Des chercheurs en cybersécurité ont découvert une porte dérobée Windows complète nommée NANOREMOTE, qui exploite l'API Google Drive pour ses opérations de commande et de contrôle (C2). Ce logiciel malveillant présente des capacités sophistiquées d'exfiltration de données et d'opérations à distance, ce qui en fait une menace importante pour les organisations ciblées.

Liens vers des activités de menace antérieures

NANOREMOTE partage des similitudes de code notables avec un autre implant, connu sous le nom de FINALDRAFT (également appelé Squidoor), qui utilise l'API Microsoft Graph pour le C2. FINALDRAFT est attribué à un cluster de menaces désigné REF7707 (également connu sous les noms de CL-STA-0049, Earth Alux et Jewelbug).

REF7707 serait un groupe d'espionnage informatique chinois présumé qui aurait ciblé :

  • agences gouvernementales
  • Organisations de défense
  • entreprises de télécommunications
  • établissements d'enseignement
  • Secteurs de l'aviation

L'activité du groupe a été observée en Asie du Sud-Est et en Amérique du Sud depuis mars 2023. Notamment, en octobre 2025, des chercheurs ont lié REF7707 à une intrusion de cinq mois contre un fournisseur de services informatiques russe.

Capacités et architecture des logiciels malveillants

La fonctionnalité principale de NANOREMOTE repose sur l'exploitation de l'API Google Drive pour l'exfiltration de données et le déploiement de charges utiles, créant ainsi un canal de communication discret et difficile à détecter pour les attaquants. Son système de gestion des tâches permet de mettre en file d'attente les transferts de fichiers, de gérer leur suspension et leur reprise, d'autoriser les opérateurs à annuler les opérations en cours et de générer des jetons d'actualisation pour assurer une activité continue.

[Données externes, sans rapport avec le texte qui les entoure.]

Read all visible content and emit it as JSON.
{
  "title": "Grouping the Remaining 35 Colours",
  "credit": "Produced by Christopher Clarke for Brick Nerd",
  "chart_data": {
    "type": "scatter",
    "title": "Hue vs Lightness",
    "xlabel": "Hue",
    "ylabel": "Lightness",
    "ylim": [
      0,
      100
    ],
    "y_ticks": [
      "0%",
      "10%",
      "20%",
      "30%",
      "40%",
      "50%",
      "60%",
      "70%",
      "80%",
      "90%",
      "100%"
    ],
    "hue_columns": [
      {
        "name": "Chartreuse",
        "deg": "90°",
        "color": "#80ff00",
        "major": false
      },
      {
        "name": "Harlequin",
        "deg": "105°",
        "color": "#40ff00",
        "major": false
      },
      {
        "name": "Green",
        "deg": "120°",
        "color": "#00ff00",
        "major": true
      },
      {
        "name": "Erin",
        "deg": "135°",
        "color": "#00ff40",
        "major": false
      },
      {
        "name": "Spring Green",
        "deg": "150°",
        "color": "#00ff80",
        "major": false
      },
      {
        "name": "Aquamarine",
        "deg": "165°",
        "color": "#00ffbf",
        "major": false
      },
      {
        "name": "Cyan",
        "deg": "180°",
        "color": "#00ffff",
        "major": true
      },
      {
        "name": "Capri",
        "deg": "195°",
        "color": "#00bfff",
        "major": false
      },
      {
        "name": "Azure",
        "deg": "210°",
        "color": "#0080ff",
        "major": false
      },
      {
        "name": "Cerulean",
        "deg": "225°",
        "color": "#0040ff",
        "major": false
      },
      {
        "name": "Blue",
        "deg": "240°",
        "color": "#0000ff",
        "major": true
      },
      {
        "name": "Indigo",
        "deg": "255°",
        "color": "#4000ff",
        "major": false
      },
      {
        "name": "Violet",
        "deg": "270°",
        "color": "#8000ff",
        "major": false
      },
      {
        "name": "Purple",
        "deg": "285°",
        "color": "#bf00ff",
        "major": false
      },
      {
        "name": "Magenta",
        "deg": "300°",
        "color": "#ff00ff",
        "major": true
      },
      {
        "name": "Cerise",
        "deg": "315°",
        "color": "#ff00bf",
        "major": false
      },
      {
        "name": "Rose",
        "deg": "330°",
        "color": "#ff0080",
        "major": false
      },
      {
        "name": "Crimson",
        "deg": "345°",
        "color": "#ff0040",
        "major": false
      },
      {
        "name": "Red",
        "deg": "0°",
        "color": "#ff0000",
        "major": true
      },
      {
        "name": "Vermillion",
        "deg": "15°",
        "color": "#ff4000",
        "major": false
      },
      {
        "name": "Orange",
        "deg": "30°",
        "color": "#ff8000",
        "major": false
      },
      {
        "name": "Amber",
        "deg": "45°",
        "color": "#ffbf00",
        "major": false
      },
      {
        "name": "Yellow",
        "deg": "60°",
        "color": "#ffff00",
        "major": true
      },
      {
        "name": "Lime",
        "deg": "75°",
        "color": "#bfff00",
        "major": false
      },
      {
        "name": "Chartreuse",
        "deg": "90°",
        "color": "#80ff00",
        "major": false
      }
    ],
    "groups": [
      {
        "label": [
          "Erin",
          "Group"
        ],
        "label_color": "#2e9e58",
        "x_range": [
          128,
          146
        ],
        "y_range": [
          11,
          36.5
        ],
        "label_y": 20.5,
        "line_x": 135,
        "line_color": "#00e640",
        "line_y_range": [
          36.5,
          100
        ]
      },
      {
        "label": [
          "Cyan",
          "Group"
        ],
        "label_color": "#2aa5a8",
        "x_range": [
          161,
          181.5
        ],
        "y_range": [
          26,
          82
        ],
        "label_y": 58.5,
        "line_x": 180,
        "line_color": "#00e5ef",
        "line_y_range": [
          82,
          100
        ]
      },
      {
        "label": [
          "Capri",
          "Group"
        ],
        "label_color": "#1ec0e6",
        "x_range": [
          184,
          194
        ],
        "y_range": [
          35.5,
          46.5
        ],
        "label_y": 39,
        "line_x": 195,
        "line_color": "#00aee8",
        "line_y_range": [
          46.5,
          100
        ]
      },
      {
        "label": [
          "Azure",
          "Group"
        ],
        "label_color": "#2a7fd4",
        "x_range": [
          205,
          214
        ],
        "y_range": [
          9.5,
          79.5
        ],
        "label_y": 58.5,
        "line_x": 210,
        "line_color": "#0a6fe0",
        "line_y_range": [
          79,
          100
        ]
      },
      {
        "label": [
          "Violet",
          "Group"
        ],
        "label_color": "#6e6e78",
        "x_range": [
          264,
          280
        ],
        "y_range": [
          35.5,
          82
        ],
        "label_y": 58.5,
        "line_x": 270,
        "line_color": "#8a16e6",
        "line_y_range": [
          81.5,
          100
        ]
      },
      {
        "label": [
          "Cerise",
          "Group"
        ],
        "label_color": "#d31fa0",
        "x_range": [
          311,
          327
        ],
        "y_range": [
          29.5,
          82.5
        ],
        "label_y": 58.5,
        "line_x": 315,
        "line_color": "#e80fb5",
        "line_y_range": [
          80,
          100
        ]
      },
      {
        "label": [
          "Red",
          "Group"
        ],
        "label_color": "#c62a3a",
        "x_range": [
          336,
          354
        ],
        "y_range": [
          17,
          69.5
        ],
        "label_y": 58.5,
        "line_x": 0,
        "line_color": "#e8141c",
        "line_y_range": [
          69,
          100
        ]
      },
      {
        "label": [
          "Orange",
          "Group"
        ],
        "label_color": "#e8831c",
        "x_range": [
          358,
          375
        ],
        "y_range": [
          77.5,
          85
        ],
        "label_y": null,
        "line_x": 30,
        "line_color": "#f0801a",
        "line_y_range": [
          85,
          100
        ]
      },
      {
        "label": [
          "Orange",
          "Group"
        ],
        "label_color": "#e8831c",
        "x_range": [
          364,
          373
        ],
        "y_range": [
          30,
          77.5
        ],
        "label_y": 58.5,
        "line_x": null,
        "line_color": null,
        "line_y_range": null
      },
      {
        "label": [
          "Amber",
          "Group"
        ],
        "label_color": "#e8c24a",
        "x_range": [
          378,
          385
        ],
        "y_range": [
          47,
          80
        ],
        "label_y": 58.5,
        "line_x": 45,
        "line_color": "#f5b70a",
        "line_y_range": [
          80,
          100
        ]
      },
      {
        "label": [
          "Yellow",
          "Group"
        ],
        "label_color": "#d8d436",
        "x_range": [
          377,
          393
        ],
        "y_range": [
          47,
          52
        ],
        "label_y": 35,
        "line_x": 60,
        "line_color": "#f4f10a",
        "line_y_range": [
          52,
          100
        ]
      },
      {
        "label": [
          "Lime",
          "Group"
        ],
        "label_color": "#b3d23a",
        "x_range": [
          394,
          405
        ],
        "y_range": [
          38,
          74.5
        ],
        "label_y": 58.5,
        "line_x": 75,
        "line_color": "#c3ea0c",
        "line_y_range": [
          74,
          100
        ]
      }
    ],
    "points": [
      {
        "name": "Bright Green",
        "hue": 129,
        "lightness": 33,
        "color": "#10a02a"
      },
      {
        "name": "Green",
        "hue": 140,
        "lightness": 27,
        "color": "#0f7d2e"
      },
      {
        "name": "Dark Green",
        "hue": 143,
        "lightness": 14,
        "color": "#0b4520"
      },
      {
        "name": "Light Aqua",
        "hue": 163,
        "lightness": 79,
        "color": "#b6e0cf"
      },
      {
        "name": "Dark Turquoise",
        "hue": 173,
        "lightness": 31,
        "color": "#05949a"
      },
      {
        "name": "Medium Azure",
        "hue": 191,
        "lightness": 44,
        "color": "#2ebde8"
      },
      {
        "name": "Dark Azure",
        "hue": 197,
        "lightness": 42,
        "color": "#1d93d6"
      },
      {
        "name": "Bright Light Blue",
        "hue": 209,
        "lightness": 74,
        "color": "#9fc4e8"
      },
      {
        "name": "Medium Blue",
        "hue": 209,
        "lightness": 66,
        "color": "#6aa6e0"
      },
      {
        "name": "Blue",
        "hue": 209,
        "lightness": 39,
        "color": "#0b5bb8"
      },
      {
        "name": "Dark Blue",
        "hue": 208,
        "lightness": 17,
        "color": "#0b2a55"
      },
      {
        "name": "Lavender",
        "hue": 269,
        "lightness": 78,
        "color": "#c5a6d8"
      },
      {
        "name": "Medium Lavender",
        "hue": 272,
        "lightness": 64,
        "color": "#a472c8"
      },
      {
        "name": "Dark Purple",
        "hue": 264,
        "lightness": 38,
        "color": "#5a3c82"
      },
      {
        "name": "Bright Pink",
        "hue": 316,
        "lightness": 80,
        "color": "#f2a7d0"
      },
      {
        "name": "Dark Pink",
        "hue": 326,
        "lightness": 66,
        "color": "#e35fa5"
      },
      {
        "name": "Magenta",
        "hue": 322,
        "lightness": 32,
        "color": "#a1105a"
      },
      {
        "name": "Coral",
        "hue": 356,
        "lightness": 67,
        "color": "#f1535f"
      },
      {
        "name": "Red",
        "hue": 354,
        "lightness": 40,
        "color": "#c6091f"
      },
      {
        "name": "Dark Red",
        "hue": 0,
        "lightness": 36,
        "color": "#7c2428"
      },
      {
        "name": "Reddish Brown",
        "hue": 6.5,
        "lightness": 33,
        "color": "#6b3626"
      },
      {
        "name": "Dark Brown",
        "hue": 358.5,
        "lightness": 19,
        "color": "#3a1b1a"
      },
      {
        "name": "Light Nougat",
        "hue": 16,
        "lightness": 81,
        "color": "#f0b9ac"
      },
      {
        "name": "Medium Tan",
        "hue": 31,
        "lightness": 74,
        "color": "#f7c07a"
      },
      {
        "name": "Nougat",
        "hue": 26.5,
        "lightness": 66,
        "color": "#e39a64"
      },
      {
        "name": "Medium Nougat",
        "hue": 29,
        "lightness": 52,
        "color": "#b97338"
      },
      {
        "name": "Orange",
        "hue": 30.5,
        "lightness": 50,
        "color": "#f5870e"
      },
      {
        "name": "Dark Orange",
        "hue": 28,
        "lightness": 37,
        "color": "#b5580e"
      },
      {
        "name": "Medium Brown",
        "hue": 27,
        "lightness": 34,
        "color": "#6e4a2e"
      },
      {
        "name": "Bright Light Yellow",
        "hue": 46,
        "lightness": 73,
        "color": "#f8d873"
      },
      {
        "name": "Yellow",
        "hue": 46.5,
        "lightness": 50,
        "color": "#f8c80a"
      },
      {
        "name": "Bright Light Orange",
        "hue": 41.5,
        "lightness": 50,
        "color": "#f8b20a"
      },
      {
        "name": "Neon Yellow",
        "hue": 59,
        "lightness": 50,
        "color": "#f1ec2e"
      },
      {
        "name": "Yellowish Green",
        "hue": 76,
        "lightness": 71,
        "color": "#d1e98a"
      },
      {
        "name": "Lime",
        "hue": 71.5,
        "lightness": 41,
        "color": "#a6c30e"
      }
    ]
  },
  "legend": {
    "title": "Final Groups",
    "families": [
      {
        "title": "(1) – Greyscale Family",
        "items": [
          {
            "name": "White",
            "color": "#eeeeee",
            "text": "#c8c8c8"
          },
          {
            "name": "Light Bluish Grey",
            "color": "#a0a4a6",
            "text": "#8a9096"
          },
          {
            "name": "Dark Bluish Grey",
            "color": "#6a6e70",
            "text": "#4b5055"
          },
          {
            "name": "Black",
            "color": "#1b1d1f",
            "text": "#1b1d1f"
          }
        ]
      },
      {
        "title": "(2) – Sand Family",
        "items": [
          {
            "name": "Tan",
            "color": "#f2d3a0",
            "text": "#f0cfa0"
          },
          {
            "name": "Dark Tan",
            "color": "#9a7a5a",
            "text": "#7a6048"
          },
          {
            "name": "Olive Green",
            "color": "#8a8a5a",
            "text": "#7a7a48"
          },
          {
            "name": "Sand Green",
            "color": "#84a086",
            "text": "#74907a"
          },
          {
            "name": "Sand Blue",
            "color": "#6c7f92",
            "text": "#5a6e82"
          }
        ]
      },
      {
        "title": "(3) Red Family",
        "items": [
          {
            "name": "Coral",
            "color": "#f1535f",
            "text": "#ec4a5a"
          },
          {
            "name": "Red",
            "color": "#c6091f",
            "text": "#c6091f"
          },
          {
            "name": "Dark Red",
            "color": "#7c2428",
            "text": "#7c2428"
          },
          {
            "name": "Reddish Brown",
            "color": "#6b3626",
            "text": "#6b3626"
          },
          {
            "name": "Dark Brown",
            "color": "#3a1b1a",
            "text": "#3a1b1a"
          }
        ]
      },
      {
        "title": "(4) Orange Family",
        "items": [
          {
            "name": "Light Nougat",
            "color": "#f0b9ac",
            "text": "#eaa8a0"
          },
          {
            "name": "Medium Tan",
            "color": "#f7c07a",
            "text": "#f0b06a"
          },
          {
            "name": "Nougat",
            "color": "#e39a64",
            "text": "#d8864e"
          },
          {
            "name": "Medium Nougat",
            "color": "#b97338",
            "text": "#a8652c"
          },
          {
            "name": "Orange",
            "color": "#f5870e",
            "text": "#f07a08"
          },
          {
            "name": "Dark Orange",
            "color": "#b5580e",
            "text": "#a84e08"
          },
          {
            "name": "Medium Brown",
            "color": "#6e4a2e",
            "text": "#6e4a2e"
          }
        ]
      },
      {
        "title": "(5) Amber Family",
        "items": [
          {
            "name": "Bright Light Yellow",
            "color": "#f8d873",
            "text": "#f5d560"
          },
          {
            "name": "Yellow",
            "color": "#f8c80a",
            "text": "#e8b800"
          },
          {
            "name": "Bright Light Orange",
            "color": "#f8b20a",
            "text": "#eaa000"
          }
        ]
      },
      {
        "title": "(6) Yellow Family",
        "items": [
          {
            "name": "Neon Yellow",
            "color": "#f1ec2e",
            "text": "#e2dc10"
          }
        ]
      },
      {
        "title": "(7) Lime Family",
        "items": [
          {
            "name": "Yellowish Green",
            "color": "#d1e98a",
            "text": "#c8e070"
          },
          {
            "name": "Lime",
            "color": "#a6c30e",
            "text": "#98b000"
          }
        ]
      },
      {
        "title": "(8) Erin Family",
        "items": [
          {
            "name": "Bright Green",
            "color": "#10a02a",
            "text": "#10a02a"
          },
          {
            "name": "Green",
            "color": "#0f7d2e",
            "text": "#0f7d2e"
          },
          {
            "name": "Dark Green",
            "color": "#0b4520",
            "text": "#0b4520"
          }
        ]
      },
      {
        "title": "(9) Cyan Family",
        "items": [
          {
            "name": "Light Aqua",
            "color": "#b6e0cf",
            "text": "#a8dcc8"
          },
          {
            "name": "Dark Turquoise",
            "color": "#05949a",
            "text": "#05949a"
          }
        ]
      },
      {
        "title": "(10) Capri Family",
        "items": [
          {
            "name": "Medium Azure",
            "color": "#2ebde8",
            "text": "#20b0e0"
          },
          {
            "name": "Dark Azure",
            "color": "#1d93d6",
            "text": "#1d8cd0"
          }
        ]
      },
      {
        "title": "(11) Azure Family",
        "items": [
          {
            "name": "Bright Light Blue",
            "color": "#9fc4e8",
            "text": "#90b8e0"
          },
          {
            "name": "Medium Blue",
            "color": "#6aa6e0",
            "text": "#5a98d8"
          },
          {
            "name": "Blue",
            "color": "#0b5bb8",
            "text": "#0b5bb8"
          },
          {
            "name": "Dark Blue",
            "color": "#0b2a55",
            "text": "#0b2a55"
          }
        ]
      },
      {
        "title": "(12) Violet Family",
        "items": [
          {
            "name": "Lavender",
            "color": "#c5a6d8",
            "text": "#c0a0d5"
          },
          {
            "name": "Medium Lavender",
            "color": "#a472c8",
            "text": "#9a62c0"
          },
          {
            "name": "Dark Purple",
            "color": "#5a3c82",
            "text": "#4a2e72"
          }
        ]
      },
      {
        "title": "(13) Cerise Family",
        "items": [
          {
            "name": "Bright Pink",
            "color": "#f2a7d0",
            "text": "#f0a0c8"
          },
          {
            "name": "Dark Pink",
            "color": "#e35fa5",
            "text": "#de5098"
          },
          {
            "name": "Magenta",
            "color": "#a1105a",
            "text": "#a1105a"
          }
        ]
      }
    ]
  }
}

La porte dérobée, développée en C++, est capable d'effectuer une reconnaissance approfondie des hôtes infectés, d'exécuter des fichiers et des commandes système, et de transférer des données entre les environnements compromis et Google Drive. Elle communique également avec une adresse IP fixe non routable via le protocole HTTP standard. Lors de cette communication, des données JSON sont envoyées par requêtes POST après avoir été compressées avec Zlib et chiffrées à l'aide d'AES-CBC avec une clé de 16 octets (558bec83ec40535657833d7440001c00). Toutes les requêtes sortantes utilisent le chemin /api/client et s'identifient à l'aide de la chaîne d'agent utilisateur NanoRemote/1.0.

Le logiciel malveillant s'appuie sur un ensemble de 22 gestionnaires de commandes qui lui permettent collectivement de collecter des informations système, de manipuler des fichiers et des répertoires, d'exécuter des fichiers exécutables portables déjà présents sur le disque, d'effacer les données mises en cache, de contrôler le déplacement de fichiers vers et depuis Google Drive et de mettre fin à son propre fonctionnement sur instruction.

La chaîne d'infection débute par un programme de chargement nommé WMLOADER, mais la méthode de distribution de NANOREMOTE aux victimes reste inconnue. WMLOADER se fait passer pour le composant de gestion des plantages BDReinit.exe, un fichier généralement associé à un outil de cybersécurité légitime, et est responsable du déchiffrement du shellcode qui exécute la porte dérobée.

Lancement de la porte dérobée

Un fichier nommé wmsetup.log, découvert aux Philippines le 3 octobre 2025, peut être déchiffré par WMLOADER à l'aide de la même clé de 16 octets. Ce journal a révélé la présence d'un implant FINALDRAFT, suggérant un code source et un environnement de développement partagés entre FINALDRAFT et NANOREMOTE.

L'hypothèse de travail est que WMLOADER utilise la même clé codée en dur en raison de son intégration dans un processus de construction unifié conçu pour gérer plusieurs charges utiles.